Desde hace tres años –tal vez cuatro– el asunto empezó a pintar mal cuando a pocos días estrenar unas de lentes bifocales progresivos hechos con zylonite (que me costaron un ojo de la cara, valga la ironía) alguien que pasaba por mi calle me saludó. Yo retorné el saludo mientras me preguntaba: ¿Quién me saludó? Así, repitiéndome la pregunta, llegué a la casa. Mientras comía, me la repetí. Y en la noche me atacó el insomnio preguntándome lo mismo: ¿Pero quién sería el que me saludó?
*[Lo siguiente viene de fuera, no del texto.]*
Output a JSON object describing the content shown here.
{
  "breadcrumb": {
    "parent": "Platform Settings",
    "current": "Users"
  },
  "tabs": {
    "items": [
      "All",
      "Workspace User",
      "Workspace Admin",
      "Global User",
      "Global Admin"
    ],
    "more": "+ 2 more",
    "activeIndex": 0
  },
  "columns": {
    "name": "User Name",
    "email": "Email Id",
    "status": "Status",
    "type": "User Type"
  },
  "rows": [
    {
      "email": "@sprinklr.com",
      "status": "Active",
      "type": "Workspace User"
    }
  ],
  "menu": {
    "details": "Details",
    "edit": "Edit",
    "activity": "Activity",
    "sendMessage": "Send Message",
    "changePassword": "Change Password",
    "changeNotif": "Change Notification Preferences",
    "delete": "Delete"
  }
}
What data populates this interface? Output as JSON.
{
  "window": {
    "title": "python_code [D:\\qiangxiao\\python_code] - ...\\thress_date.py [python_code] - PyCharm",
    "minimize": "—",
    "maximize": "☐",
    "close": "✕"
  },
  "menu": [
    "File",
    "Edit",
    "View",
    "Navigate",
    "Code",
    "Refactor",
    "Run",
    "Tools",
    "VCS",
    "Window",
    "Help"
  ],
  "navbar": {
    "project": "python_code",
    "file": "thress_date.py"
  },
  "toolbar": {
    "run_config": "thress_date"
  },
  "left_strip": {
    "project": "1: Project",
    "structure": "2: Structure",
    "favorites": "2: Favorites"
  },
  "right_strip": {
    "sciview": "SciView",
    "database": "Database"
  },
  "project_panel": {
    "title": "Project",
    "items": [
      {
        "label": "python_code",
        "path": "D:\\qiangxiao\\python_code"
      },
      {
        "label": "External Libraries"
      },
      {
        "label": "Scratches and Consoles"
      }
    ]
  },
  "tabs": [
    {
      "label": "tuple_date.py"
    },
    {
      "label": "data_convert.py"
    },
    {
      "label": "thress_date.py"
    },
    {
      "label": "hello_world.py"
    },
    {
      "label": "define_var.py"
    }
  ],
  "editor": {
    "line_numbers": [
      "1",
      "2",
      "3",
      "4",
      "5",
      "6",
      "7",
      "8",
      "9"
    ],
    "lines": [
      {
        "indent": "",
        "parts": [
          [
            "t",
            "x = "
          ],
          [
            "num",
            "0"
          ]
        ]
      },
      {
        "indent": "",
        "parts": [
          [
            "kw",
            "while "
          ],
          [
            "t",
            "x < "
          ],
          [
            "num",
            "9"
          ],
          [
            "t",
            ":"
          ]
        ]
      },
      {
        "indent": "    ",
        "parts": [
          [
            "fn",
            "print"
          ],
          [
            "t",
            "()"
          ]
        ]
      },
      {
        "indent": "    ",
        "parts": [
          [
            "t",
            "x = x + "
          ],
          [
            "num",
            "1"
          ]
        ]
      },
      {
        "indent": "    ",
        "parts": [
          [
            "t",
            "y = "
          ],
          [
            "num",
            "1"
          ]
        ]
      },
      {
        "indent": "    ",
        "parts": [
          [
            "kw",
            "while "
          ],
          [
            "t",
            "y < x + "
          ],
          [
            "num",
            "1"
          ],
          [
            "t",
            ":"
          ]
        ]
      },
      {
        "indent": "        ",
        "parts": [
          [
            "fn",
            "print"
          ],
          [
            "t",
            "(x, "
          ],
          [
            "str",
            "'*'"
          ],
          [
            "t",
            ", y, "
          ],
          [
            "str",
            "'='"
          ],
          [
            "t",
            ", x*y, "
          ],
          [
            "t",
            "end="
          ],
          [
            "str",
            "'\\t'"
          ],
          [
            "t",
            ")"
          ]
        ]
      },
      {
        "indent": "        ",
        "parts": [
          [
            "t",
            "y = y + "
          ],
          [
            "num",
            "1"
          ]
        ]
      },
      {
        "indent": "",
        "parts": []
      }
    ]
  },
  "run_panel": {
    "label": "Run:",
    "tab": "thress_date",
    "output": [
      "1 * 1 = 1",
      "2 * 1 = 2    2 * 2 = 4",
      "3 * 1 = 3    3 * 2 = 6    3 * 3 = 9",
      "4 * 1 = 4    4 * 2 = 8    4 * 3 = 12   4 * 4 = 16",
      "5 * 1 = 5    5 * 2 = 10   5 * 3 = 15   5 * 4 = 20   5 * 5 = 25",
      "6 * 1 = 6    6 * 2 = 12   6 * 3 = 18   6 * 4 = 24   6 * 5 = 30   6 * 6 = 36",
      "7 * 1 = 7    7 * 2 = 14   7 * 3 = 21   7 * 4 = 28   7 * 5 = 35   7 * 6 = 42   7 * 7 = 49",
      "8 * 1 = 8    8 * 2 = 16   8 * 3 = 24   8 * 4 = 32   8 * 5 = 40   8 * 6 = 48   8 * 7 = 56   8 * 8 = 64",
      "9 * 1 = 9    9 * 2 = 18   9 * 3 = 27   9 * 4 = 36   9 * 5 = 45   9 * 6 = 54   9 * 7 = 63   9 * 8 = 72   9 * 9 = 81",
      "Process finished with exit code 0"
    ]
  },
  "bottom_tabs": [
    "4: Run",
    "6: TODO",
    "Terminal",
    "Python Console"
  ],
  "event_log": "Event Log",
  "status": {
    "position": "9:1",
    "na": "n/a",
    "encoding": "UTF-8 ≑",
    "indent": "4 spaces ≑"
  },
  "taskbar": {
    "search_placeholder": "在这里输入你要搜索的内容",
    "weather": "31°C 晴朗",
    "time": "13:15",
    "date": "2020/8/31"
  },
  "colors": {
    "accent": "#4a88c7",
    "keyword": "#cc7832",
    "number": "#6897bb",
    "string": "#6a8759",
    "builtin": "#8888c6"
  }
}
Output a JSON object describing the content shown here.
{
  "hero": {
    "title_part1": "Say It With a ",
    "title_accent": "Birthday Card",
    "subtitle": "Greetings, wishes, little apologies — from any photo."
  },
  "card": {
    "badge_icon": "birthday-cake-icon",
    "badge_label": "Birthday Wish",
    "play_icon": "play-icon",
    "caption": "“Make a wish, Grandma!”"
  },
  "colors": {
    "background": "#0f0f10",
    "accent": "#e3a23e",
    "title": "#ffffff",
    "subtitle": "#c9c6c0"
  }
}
Para no emular a Scheherezade, la de las mil noches, les diré de una vez que en cincuenta años he ido a consulta con optómetras y oftalmólogos en más ocasiones que a las discotecas. Y cada vez noto que bailo mejor pero veo peor; al punto que en cincuenta años he estrenado más de veinte pares de gafas, en todos los estilos y todos los colores.
Lo que era una solución a la miopía se ha convertido en simple adorno frente a mis ojos; un adorno de tanta utilidad como un piercing en el ombligo. Las gafas las llevo solo por costumbre, como se lleva el pecado original o un oscuro secreto. Pero no me resigné. Si algo bueno heredé de los Cedeño y los Venegas es el don de la improvisación y las soluciones inmediatas. ¿Que se rompió un vidrio de la ventana? Póngale un cartón mientras tanto. Por eso, he recurrido a las lupas. Tengo dos: una de escritorio, con brazo flexible y luminaria led que utilizo para no pegar los libros a mi nariz, y otra de mano, muy útil para leer y escribir en el teléfono... porque para escribir en el portátil utilizo la extensión de una pantalla de 24 pugadas. Finalmente, decidí no volver donde el especialista. Para qué, si lo que voy a gastar en consultas y gafas lo puedo ahorrar para comprar un telescopio de gran potencia, como el de Monte Palomar.